Dr. Brian Day @DrBrianDay Twitter

  • Past President Canadian Medical Association
  • Past President Arthroscopy Association of North America
  • Honourary Associate Professor University of British Columbia
  • 2014 Doctors of BC Don Rix Leadership Award

Public sector unions should push for more private involvement

Nov 17, 2009

Vancouver Sun

By Brian Day

Let's be clear about what medicare is: The word has nothing to do with universal access. Medicare is simply the name of a method of paying for health care. No more, no less. There are other schemes that provide better care and coverage, to more people, at a lower cost in many countries around the world. If you count Taiwan, Kosovo and Vatican City, there are 195 countries in the world. Predictably, none have modelled their health systems on Canada's.

This is not surprising when one considers that last year, alongside 29 other countries with universal care, Canada ranked last in value for money.
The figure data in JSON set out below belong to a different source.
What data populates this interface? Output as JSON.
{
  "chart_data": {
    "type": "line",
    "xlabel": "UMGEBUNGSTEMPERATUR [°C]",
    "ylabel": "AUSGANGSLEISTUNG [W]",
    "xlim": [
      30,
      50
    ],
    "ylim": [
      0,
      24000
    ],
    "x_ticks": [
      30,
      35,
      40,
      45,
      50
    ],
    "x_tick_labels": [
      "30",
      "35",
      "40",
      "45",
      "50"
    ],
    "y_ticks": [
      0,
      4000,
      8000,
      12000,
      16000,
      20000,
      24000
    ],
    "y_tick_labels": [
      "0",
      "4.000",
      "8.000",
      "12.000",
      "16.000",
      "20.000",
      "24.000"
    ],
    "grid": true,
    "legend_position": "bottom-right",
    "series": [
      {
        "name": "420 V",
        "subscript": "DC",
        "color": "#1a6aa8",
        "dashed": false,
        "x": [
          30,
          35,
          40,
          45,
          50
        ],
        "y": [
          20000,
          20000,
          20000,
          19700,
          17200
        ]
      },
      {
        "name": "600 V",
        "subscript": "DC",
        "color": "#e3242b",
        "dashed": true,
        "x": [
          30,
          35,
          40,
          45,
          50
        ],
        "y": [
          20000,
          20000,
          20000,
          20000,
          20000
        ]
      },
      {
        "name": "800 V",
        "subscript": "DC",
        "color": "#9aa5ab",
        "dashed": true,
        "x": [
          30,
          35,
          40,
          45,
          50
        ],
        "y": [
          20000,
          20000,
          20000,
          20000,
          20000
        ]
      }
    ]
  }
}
Politicization and prejudices have led to an impasse that has prevented necessary reforms in Canada. Debates and discussions have tended to degenerate into unhelpful confrontations between supporters of a near exclusively tax funded and government delivered care (for physician and hospital services) and others supporting options and choice.

Is there a way to break the deadlock that often degenerates into ideological arguments on the role of the private versus public sectors? Often we find the political left -- including most trade unions -- arguing against private-sector participation. Trade unions themselves are a mixed group but seem united on this issue. The paradox is that their attitudes and philosophies are reducing job opportunities for their members.
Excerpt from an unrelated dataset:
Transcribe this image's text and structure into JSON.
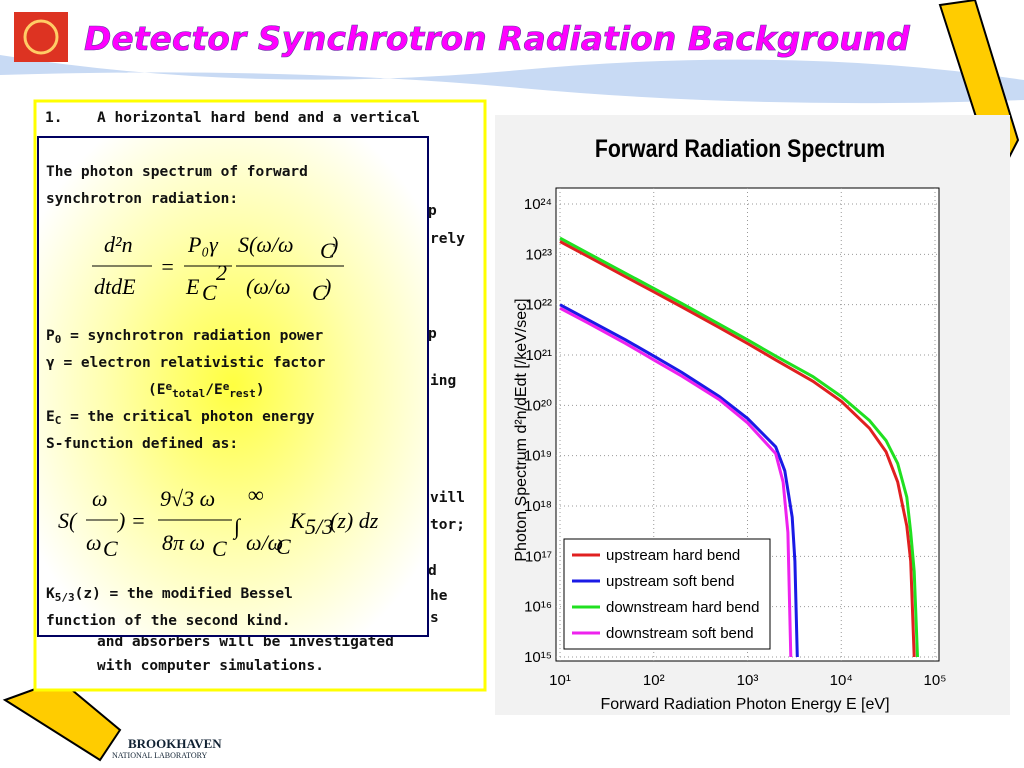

It is an undeniable fact that Canada's health system is in a serious fiscal crisis. Health spending is increasing at many times the rate of inflation. As patients suffer on waiting lists, more and more money (90 per cent of new spending) is channeled into health care, with minimal evidence of improved productivity or performance. At the same time, governments have returned to positions of debt and deficits.

Unions face reduced membership, influence, and even relevance. In the past, especially in the late 19th and early 20th century, they had to defend the rights of their members against industrial bullies, but nowadays many of those rights are protected by law. It is still their role to negotiate higher wages and benefits for their members. However, in sectors where there is a shortage of labour -- such as in the health professions -- the restriction of market influences hurts their members. I saw this in the 1990s, when our Cambie Surgery Centre opened. We introduced a 25-per-cent higher starting wage scale for nurses, and the unions used that figure to leverage public sector wages. As our health system adapts to modern times, so must unions revisit some of their traditional beliefs and prejudices.

Rationing is forcing the exodus of doctors (especially in my specialty) and nurses. In a Canadian study, 79 per cent of new graduating nurses wanted full time work, yet less than half were employed. The private sector will expand capacity, create more jobs with better wages, and lead to improved benefits. While private sector unions have always had to understand and support the importance of productivity and performance in their industry, public sector unions have sometimes perceived that they are shielded and protected from economic forces. Neither the unions nor any political party can hide from the reality that medicine is subject to the laws of economics.

One of the largest private health corporations in Canada (Interhealth Canada) has pioneered private-sector health care abroad. It has been involved in recruiting Canadian health workers to leave Canada. Its founding CEO is a former NDP provincial cabinet minister and founding shareholders included several NDP governments, as well as the largest provincial nursing association in Canada. The benefit packages enjoyed by most unionized workers in Canada include private (I call it "two-tier") insurance and the biggest beneficiaries of expedited care and medical queue jumping in B.C. are unionized workers.

Many consider education to be an even more important social program than health care. Education has taught us that a hybrid system can work in Canada, as parents with children in private schools continue to support and fund the public system through taxation. The added resources boost the education system as a whole. Experience in countries with better universal health systems than ours (such as Switzerland, Austria, Belgium, Germany, France and Holland) illustrate that the same hybrid model will work for health care. It's time for all trade unions and all political parties to openly endorse such reform.

Dr. Brian Day is a Vancouver-based orthopedic surgeon, who served as president of the Canadian Medical Association, 2007-2008.

He is the founder and medical director of the Cambie Surgery Centre.